CHARLESTON S.C. – The city that plunged the nation into its bloodiest conflict also can lay a claim to holding the first Memorial Day observance honoring the dead from the Civil War.
In a little known event, as many as 10,000 people, many of them Black, gathered May 1, 1865, to hold a parade, hear speeches and dedicate the graves of Union dead in what is now Hampton Park in Charleston.
A number of towns around the nation claim holding the first Memorial Day, although the distinction generally goes to the town of Waterloo, in upstate New York.
“What happened in Charleston does have the right to claim to be first, if that matters,” said David Blight, a history professor at Yale who has extensively researched the Charleston event.
“It involved several thousand Freedmen. It had all sorts of official involvement by Union troops, and it had the involvement of Northern missionaries and teachers who had been teaching at Freedmen schools for months,” said Blight, also director of the Gilder Lehrman Center for the Study of Slavery, Resistance and Abolition.
Hampton park was originally the Planters Race Course and, during the final months of the Civil War, a hellish open-air Confederate prison. A total of 267 Union troops died at the camp, some of whom had been moved from the infamous Andersonville prison in Georgia before it was liberated.
The dead were originally buried in a mass grave by the Confederates, but, after the war, members of Black churches buried them in individual graves at the site of the camp.
An arch over the graveyard entrance identified those buried there as “The Martyrs of the Race Course.” The Union dead were later moved to national cemeteries.
The Charleston commemoration was referred to at the time as Decoration Day, as were other early Memorial Day observances.
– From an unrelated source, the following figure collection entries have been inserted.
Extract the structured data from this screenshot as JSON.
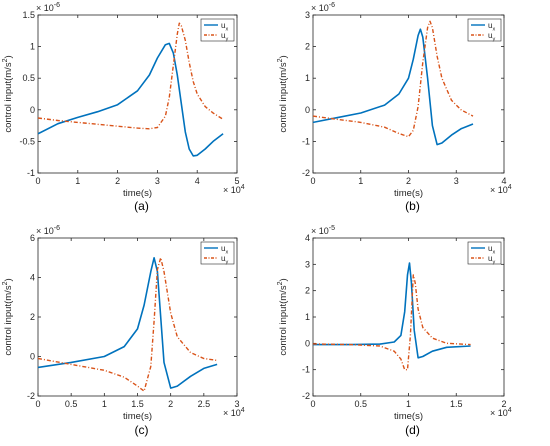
{
  "figure": {
    "captions": [
      "(a)",
      "(b)",
      "(c)",
      "(d)"
    ]
  },
  "chart_data": [
    {
      "type": "line",
      "caption": "(a)",
      "xlabel": "time(s)",
      "ylabel": "control input(m/s",
      "ylabel_sup": "2",
      "ylabel_close": ")",
      "x_exponent": "× 10",
      "x_exponent_power": "4",
      "y_exponent": "× 10",
      "y_exponent_power": "-6",
      "xlim": [
        0,
        5
      ],
      "ylim": [
        -1,
        1.5
      ],
      "xticks": [
        0,
        1,
        2,
        3,
        4,
        5
      ],
      "xtick_labels": [
        "0",
        "1",
        "2",
        "3",
        "4",
        "5"
      ],
      "yticks": [
        -1,
        -0.5,
        0,
        0.5,
        1,
        1.5
      ],
      "ytick_labels": [
        "-1",
        "-0.5",
        "0",
        "0.5",
        "1",
        "1.5"
      ],
      "legend_position": "top-right",
      "series": [
        {
          "name": "u",
          "sub": "x",
          "color": "#0072BD",
          "style": "solid",
          "x": [
            0,
            0.5,
            1.0,
            1.5,
            2.0,
            2.5,
            2.8,
            3.0,
            3.2,
            3.3,
            3.4,
            3.5,
            3.6,
            3.7,
            3.8,
            3.9,
            4.0,
            4.2,
            4.4,
            4.65
          ],
          "y": [
            -0.38,
            -0.22,
            -0.12,
            -0.03,
            0.08,
            0.3,
            0.55,
            0.82,
            1.03,
            1.05,
            0.9,
            0.55,
            0.1,
            -0.35,
            -0.62,
            -0.73,
            -0.72,
            -0.62,
            -0.5,
            -0.38
          ]
        },
        {
          "name": "u",
          "sub": "y",
          "color": "#D95319",
          "style": "dashdot",
          "x": [
            0,
            0.5,
            1.0,
            1.5,
            2.0,
            2.5,
            2.8,
            3.0,
            3.2,
            3.3,
            3.4,
            3.5,
            3.55,
            3.6,
            3.7,
            3.8,
            3.9,
            4.0,
            4.2,
            4.4,
            4.65
          ],
          "y": [
            -0.13,
            -0.17,
            -0.2,
            -0.23,
            -0.26,
            -0.29,
            -0.3,
            -0.28,
            -0.1,
            0.2,
            0.7,
            1.2,
            1.37,
            1.33,
            1.1,
            0.75,
            0.45,
            0.25,
            0.05,
            -0.05,
            -0.15
          ]
        }
      ]
    },
    {
      "type": "line",
      "caption": "(b)",
      "xlabel": "time(s)",
      "ylabel": "control input(m/s",
      "ylabel_sup": "2",
      "ylabel_close": ")",
      "x_exponent": "× 10",
      "x_exponent_power": "4",
      "y_exponent": "× 10",
      "y_exponent_power": "-6",
      "xlim": [
        0,
        4
      ],
      "ylim": [
        -2,
        3
      ],
      "xticks": [
        0,
        1,
        2,
        3,
        4
      ],
      "xtick_labels": [
        "0",
        "1",
        "2",
        "3",
        "4"
      ],
      "yticks": [
        -2,
        -1,
        0,
        1,
        2,
        3
      ],
      "ytick_labels": [
        "-2",
        "-1",
        "0",
        "1",
        "2",
        "3"
      ],
      "legend_position": "top-right",
      "series": [
        {
          "name": "u",
          "sub": "x",
          "color": "#0072BD",
          "style": "solid",
          "x": [
            0,
            0.5,
            1.0,
            1.5,
            1.8,
            2.0,
            2.1,
            2.2,
            2.25,
            2.3,
            2.4,
            2.5,
            2.6,
            2.7,
            2.9,
            3.1,
            3.35
          ],
          "y": [
            -0.4,
            -0.25,
            -0.1,
            0.15,
            0.5,
            1.0,
            1.6,
            2.35,
            2.55,
            2.3,
            1.0,
            -0.5,
            -1.1,
            -1.05,
            -0.8,
            -0.6,
            -0.45
          ]
        },
        {
          "name": "u",
          "sub": "y",
          "color": "#D95319",
          "style": "dashdot",
          "x": [
            0,
            0.5,
            1.0,
            1.5,
            1.8,
            2.0,
            2.1,
            2.2,
            2.3,
            2.4,
            2.45,
            2.5,
            2.6,
            2.7,
            2.9,
            3.1,
            3.35
          ],
          "y": [
            -0.2,
            -0.3,
            -0.4,
            -0.55,
            -0.75,
            -0.85,
            -0.65,
            0.1,
            1.5,
            2.6,
            2.8,
            2.6,
            1.7,
            1.0,
            0.3,
            0.0,
            -0.2
          ]
        }
      ]
    },
    {
      "type": "line",
      "caption": "(c)",
      "xlabel": "time(s)",
      "ylabel": "control input(m/s",
      "ylabel_sup": "2",
      "ylabel_close": ")",
      "x_exponent": "× 10",
      "x_exponent_power": "4",
      "y_exponent": "× 10",
      "y_exponent_power": "-6",
      "xlim": [
        0,
        3
      ],
      "ylim": [
        -2,
        6
      ],
      "xticks": [
        0,
        0.5,
        1,
        1.5,
        2,
        2.5,
        3
      ],
      "xtick_labels": [
        "0",
        "0.5",
        "1",
        "1.5",
        "2",
        "2.5",
        "3"
      ],
      "yticks": [
        -2,
        0,
        2,
        4,
        6
      ],
      "ytick_labels": [
        "-2",
        "0",
        "2",
        "4",
        "6"
      ],
      "legend_position": "top-right",
      "series": [
        {
          "name": "u",
          "sub": "x",
          "color": "#0072BD",
          "style": "solid",
          "x": [
            0,
            0.5,
            1.0,
            1.3,
            1.5,
            1.6,
            1.7,
            1.75,
            1.8,
            1.85,
            1.9,
            2.0,
            2.1,
            2.3,
            2.5,
            2.7
          ],
          "y": [
            -0.55,
            -0.3,
            0.0,
            0.5,
            1.4,
            2.6,
            4.3,
            5.0,
            4.3,
            2.0,
            -0.3,
            -1.6,
            -1.5,
            -1.0,
            -0.6,
            -0.4
          ]
        },
        {
          "name": "u",
          "sub": "y",
          "color": "#D95319",
          "style": "dashdot",
          "x": [
            0,
            0.5,
            1.0,
            1.3,
            1.5,
            1.6,
            1.7,
            1.75,
            1.8,
            1.85,
            1.9,
            2.0,
            2.1,
            2.3,
            2.5,
            2.7
          ],
          "y": [
            -0.1,
            -0.4,
            -0.7,
            -1.05,
            -1.5,
            -1.75,
            -0.5,
            1.8,
            4.4,
            5.0,
            4.3,
            2.2,
            1.0,
            0.2,
            -0.1,
            -0.2
          ]
        }
      ]
    },
    {
      "type": "line",
      "caption": "(d)",
      "xlabel": "time(s)",
      "ylabel": "control input(m/s",
      "ylabel_sup": "2",
      "ylabel_close": ")",
      "x_exponent": "× 10",
      "x_exponent_power": "4",
      "y_exponent": "× 10",
      "y_exponent_power": "-5",
      "xlim": [
        0,
        2
      ],
      "ylim": [
        -2,
        4
      ],
      "xticks": [
        0,
        0.5,
        1,
        1.5,
        2
      ],
      "xtick_labels": [
        "0",
        "0.5",
        "1",
        "1.5",
        "2"
      ],
      "yticks": [
        -2,
        -1,
        0,
        1,
        2,
        3,
        4
      ],
      "ytick_labels": [
        "-2",
        "-1",
        "0",
        "1",
        "2",
        "3",
        "4"
      ],
      "legend_position": "top-right",
      "series": [
        {
          "name": "u",
          "sub": "x",
          "color": "#0072BD",
          "style": "solid",
          "x": [
            0,
            0.4,
            0.7,
            0.85,
            0.92,
            0.96,
            0.99,
            1.01,
            1.03,
            1.06,
            1.1,
            1.15,
            1.25,
            1.4,
            1.65
          ],
          "y": [
            -0.05,
            -0.05,
            -0.03,
            0.05,
            0.3,
            1.2,
            2.6,
            3.05,
            2.3,
            0.5,
            -0.55,
            -0.5,
            -0.3,
            -0.15,
            -0.1
          ]
        },
        {
          "name": "u",
          "sub": "y",
          "color": "#D95319",
          "style": "dashdot",
          "x": [
            0,
            0.4,
            0.7,
            0.85,
            0.92,
            0.96,
            0.99,
            1.02,
            1.05,
            1.07,
            1.1,
            1.15,
            1.25,
            1.4,
            1.65
          ],
          "y": [
            -0.02,
            -0.05,
            -0.1,
            -0.3,
            -0.6,
            -1.0,
            -1.0,
            0.3,
            2.6,
            2.3,
            1.3,
            0.6,
            0.2,
            0.0,
            -0.05
          ]
        }
      ]
    }
  ]
}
Blight, who became familiar with the event while doing research in the late 1990s, said that, although the Charleston commemoration was reported in the national media, it quickly passed from official memory in South Carolina.
The Northern troops went home and the memory remained generally with Blacks.
“As the Lost Cause tradition—the Southern, Confederate version of the meaning and memory of the war—set in, no one in White Charleston or the state was interested in remembering the war through this event,” Blight said.
He said memory of the event was suppressed when White Democrats took back control of the state in 1876 and Southern states held their own Confederate Memorial Days.
Blight gave a seminar on the Charleston event here nine years ago, and a marker has been placed at the park proclaiming it the site of the nation’s first Memorial Day.
In the North, in 1868, the commander of the Grand Army of the Republic ordered the graves of the war dead be decorated with flowers and memorials.
Two years earlier, in 1866, Waterloo held its first Memorial Day. The entire community has celebrated the day every year since, and, 100 years after that first observance, then-President Lyndon Johnson signed a proclamation designating the town as the birthplace of Memorial Day, said Nancy Newland, the executive director of the Waterloo Library and Historical Society.
“At the end of the day you have to ask does it really matter who is first. But if the issue is what is the first event, Charleston occurred a full year earlier,” Blight said.
Memorial Day through the years was generally celebrated May 30. Beginning in 1971, the federal holiday was designated as the last Monday in May.